Park ranger shares tragic picture of mama bear standing over her cub after it was hit by a car

A mama black bear stands over her cub who was killed by a driver in Yosemite in an image taken and shared a by a park ranger (National Park Service)
A mama black bear stands over her cub who was killed by a driver in Yosemite in an image taken and shared a by a park ranger (National Park Service)

Yosemite National Park shared the heartbreaking account of a black bear finding her dead cub after it was run over by a car.

The tragedy was labelled as “routine” by an anonymous park ranger, who appealed to park visitors to be mindful of the animals that call the park home.

Due to the pandemic favouring socially distanced activities, the United States’ national parks have since become popular leisure destinations. May 2021 marked the busiest month on record for Yosemite National Park.

According to the Keep Bears Wild campaign, “dozens of black bears are struck by vehicles each year” and it’s one of the causes of deaths for bears in the park. Four-hundreed bears have died in road collisions since 1995, according to the group.

Along with the image of the grieving mother bear, the park ranger wrote in a caption, “We get this call a lot. Too much, to be honest. ‘Bear hit by vehicle, dead on the side of the road.’ Sadly, it’s become routine.”

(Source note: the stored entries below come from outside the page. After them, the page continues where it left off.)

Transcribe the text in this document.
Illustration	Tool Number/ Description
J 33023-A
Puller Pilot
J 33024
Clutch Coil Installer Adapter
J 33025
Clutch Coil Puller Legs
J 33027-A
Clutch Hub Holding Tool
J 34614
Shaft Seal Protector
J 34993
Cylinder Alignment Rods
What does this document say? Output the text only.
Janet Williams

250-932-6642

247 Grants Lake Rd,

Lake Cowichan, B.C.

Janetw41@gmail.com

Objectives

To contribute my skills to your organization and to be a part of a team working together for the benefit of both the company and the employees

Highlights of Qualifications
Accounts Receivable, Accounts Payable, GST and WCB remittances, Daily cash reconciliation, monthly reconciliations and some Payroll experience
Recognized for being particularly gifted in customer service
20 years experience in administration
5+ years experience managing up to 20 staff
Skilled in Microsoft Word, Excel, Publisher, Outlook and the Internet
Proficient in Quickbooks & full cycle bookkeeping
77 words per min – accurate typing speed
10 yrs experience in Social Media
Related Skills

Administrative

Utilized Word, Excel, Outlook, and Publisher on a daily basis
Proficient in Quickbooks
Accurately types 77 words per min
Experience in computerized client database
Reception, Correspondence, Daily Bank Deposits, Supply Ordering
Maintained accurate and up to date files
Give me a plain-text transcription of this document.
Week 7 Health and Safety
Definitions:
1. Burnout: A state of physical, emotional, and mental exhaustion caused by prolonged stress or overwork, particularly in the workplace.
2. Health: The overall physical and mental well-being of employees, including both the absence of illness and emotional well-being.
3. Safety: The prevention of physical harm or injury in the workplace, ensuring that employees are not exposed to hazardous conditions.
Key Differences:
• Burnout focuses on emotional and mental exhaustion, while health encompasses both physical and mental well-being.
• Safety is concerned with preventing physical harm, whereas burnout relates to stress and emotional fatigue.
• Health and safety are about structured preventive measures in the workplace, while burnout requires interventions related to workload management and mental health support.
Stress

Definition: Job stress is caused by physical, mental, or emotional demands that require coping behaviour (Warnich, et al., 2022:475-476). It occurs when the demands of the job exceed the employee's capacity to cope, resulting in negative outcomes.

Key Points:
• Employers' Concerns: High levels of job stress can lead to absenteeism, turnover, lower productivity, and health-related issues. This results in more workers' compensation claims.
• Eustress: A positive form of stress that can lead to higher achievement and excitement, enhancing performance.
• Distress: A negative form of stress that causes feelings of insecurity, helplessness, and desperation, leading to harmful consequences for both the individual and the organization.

The park ranger believed that the incident took place around noon, but they were not notified about it until 4pm and were not able to find the animal until 5pm on 16 July.

“I try to remember how many times I’ve done this now and, truthfully, I don’t know. This is not what any of us signs up for, but it’s a part of the job nonetheless,” the post said.

The post continued, “I let out a deep sigh and continue on with my task.I pick up the cub – it couldn’t be much more than 25 pounds – and begin carrying it off into the woods. I have no certain destination; I’m just walking until I can no longer hear the hiss of the road behind me.”

“Every year we report the number of bears that get hit by vehicles, but numbers don’t always paint a picture. I want people to see what I saw: the sad reality behind each of these numbers,” the post read.

Last week, Colorado National Parks posted a video on their Facebook page of a bear rescued after getting chicken feeder stuck on its head.

The post’s caption read, “Thanks to the residents that reported seeing it, wildlife officers were able to catch up with the bear and safely remove the bucket. It’s now back to roaming the mountains free of the obstruction.”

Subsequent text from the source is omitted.